Here in Wisconsin, battery is, generally, an action done with the intent to inflict bodily harm that causes bodily harm to someone. Given this relatively simple definition, one might think that the issue of what level of criminal charge a person would face in the state upon being accused of battery would also be a fairly simple one. However, under state law, there are actually multiple different charge levels a battery charge can have, with what specific charge level a person could face depending on multiple factors. One of these factors is the severity of the injury the alleged battery caused to the victim.
The most basic type of battery charge in the state is a Class A misdemeanor charge. As a note, for an action to constitute a battery offense at this charge level, in addition to there having to have been bodily harm and an intent to cause bodily harm, there must have also been a lack of consent from the victim.
For more severe types of injuries, the charge level rises. Battery that caused substantial bodily harm is a felony offense. Specifically it is a Class I Felony.

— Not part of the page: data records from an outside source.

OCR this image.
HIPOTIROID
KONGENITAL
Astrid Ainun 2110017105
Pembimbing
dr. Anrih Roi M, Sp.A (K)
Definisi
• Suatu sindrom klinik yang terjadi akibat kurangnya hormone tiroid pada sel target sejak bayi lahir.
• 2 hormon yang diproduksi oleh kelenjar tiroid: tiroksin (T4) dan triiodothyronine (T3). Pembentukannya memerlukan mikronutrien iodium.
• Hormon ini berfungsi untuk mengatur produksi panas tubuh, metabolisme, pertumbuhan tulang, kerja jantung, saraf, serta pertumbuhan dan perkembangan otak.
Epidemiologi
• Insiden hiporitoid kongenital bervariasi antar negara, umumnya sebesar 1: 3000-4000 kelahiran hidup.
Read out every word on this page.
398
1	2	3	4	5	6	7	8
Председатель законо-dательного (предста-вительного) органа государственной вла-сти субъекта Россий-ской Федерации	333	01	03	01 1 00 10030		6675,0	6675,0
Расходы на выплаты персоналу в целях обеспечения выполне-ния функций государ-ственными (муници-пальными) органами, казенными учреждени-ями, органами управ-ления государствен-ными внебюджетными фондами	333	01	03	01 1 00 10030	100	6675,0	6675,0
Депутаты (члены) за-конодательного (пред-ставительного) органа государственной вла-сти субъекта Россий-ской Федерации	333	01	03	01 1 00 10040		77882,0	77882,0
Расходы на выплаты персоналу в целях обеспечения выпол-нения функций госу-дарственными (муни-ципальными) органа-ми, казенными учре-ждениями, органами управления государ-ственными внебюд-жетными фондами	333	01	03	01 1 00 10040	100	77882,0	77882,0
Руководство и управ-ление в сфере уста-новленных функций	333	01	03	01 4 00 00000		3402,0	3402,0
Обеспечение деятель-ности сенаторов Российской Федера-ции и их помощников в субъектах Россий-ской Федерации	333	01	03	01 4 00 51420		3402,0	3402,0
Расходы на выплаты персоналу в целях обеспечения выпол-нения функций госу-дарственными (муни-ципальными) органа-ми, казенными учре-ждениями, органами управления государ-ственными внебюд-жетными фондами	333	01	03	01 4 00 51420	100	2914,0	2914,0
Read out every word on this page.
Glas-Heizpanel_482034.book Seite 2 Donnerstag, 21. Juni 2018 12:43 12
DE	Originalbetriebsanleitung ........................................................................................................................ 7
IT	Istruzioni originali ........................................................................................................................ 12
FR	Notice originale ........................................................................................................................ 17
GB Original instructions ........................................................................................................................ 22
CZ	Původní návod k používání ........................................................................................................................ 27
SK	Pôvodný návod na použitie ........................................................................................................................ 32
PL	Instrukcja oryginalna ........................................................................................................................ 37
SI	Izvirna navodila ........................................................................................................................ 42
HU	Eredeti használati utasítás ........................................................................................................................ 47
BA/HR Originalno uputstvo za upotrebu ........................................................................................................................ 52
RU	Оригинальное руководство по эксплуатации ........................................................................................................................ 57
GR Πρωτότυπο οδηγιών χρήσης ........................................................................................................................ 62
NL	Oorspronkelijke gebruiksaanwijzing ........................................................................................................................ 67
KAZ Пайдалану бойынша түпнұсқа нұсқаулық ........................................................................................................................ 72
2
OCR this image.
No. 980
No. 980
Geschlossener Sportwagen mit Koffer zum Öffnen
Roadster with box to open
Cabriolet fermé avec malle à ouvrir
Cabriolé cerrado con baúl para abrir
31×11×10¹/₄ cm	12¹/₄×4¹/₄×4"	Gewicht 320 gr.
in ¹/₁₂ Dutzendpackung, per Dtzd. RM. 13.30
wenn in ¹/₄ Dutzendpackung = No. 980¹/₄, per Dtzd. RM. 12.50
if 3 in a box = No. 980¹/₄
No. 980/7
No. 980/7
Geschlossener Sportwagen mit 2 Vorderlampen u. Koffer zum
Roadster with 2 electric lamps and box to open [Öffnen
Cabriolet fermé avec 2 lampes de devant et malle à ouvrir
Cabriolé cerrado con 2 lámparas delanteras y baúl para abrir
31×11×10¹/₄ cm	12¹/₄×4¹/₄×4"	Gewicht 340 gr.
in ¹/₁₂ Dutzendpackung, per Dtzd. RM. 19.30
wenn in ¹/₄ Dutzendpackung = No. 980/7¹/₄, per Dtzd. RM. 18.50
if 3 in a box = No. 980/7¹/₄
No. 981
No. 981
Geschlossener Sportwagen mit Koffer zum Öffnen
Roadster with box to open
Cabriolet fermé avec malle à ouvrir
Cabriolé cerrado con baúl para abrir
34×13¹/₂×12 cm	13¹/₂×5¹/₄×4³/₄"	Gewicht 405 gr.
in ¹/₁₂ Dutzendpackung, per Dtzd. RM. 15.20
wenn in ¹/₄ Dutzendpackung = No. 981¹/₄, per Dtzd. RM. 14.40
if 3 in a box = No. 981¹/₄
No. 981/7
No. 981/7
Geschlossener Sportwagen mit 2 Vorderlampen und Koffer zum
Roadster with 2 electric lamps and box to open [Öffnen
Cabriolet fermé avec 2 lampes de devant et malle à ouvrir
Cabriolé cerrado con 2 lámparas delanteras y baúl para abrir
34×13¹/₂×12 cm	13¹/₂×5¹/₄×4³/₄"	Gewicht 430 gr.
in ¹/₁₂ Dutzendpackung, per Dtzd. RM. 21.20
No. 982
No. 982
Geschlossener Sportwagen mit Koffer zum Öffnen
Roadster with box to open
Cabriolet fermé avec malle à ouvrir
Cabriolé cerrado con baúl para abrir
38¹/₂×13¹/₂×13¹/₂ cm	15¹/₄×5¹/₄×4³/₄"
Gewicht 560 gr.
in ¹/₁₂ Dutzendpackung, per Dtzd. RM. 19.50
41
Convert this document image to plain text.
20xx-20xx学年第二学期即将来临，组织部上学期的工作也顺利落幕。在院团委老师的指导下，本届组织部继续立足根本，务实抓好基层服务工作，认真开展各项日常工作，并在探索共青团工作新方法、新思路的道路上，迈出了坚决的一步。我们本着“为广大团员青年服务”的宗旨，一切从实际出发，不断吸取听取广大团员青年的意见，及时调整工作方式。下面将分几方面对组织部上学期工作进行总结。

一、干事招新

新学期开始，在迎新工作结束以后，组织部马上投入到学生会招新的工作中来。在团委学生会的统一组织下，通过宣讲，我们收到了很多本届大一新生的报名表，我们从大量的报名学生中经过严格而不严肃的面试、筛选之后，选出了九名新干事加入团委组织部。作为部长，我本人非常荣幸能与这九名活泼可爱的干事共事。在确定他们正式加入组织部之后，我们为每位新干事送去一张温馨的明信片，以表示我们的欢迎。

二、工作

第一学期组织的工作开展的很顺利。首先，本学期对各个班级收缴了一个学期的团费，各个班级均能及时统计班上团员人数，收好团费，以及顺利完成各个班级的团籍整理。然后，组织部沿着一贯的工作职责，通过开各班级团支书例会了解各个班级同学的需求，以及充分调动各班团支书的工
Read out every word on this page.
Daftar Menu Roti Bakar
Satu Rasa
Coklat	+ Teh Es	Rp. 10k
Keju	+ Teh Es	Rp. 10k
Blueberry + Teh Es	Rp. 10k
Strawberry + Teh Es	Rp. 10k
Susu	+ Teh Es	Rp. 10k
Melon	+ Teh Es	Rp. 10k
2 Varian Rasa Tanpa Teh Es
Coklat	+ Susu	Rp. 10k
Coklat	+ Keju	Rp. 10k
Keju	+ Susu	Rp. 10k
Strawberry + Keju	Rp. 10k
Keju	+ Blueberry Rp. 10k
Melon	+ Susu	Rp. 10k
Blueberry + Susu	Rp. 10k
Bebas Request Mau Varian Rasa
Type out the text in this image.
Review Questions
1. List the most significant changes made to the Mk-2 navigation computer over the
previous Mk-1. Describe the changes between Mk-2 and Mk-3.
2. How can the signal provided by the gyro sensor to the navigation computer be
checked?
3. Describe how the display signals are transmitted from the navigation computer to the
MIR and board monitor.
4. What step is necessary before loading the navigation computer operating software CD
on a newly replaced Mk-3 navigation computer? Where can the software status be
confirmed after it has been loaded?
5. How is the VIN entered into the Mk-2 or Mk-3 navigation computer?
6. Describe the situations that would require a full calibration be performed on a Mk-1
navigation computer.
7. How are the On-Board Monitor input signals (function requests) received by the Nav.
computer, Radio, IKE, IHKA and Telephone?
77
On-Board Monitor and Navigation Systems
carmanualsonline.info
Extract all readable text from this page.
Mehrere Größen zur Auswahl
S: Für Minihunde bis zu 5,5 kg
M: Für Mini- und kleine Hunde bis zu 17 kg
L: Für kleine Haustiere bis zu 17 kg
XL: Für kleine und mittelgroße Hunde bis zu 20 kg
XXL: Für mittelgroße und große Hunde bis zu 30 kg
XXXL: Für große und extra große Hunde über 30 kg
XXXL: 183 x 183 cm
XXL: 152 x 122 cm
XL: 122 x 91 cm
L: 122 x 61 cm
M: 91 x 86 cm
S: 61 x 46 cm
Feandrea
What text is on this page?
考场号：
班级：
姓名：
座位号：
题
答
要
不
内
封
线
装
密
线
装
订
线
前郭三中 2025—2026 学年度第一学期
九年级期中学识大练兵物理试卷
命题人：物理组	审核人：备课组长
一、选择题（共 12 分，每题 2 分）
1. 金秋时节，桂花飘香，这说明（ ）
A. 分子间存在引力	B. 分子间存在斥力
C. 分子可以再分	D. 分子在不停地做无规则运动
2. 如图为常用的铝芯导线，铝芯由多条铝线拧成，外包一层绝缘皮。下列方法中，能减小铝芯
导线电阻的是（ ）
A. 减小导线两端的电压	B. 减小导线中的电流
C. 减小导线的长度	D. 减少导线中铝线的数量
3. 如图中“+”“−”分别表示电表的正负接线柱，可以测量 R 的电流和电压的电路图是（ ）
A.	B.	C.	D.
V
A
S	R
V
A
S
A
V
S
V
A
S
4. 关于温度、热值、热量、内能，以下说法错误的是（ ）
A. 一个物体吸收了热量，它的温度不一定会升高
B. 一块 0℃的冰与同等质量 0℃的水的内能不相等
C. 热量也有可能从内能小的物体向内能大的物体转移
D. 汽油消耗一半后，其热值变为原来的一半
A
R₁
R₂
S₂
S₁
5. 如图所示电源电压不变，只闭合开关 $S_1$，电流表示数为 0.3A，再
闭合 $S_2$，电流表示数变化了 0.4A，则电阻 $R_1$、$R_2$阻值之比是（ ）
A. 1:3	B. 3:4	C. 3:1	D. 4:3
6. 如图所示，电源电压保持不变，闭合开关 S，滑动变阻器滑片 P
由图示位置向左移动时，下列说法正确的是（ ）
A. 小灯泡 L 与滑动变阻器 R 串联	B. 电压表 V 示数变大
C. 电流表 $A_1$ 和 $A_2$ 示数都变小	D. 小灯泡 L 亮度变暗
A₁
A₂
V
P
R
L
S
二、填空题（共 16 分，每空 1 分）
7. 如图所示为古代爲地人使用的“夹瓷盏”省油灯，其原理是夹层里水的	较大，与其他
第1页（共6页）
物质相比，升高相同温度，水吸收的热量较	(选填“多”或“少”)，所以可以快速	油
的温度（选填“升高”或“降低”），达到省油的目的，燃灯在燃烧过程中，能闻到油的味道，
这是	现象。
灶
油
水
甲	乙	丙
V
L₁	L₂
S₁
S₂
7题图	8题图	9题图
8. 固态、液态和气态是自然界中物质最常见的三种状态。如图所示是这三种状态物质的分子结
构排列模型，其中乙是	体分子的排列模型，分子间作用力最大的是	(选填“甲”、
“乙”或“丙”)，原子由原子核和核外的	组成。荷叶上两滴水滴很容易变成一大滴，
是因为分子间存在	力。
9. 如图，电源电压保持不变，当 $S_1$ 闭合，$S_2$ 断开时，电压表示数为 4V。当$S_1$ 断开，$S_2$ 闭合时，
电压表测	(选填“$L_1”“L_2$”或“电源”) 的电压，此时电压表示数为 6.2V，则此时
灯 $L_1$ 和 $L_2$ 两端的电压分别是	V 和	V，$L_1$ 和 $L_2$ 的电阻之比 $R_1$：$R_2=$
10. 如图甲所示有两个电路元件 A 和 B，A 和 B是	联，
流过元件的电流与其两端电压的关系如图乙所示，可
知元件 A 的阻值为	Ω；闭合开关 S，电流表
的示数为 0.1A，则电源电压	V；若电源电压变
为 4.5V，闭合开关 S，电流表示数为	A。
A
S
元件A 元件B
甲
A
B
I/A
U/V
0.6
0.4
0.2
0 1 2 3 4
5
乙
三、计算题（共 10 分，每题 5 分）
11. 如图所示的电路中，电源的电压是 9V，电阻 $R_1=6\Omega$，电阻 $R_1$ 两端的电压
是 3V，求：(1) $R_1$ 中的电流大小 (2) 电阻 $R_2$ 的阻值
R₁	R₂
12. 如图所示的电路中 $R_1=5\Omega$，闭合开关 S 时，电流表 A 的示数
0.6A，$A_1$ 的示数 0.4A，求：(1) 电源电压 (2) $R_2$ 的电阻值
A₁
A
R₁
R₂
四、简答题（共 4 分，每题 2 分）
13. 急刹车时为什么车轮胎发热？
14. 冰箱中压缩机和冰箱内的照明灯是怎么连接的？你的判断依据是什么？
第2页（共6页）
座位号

If battery a person is accused of is alleged to have caused great bodily harm or generated a substantial risk of this level of harm, they can face an even higher level felony charge. Battery in which a substantial risk of great bodily harm was generated is a Class H felony. Battery in which great bodily harm was caused is a Class E felony if the intent of the perpetrator was to cause great bodily harm and a Class H felony if the intent of the perpetrator was simply to cause bodily harm.
Additionally, there are special circumstances that can push battery allegations out of the realm of the above-mentioned standard battery charges and into the realm of special battery charges.
As this illustrates, the specifics of the accusations can have major impacts in battery cases. The complexity of Wisconsin laws regarding battery charges is one of the many reasons why not having strong legal guidance when going through criminal proceedings related to battery allegations in the state could put a person in a very disadvantageous position.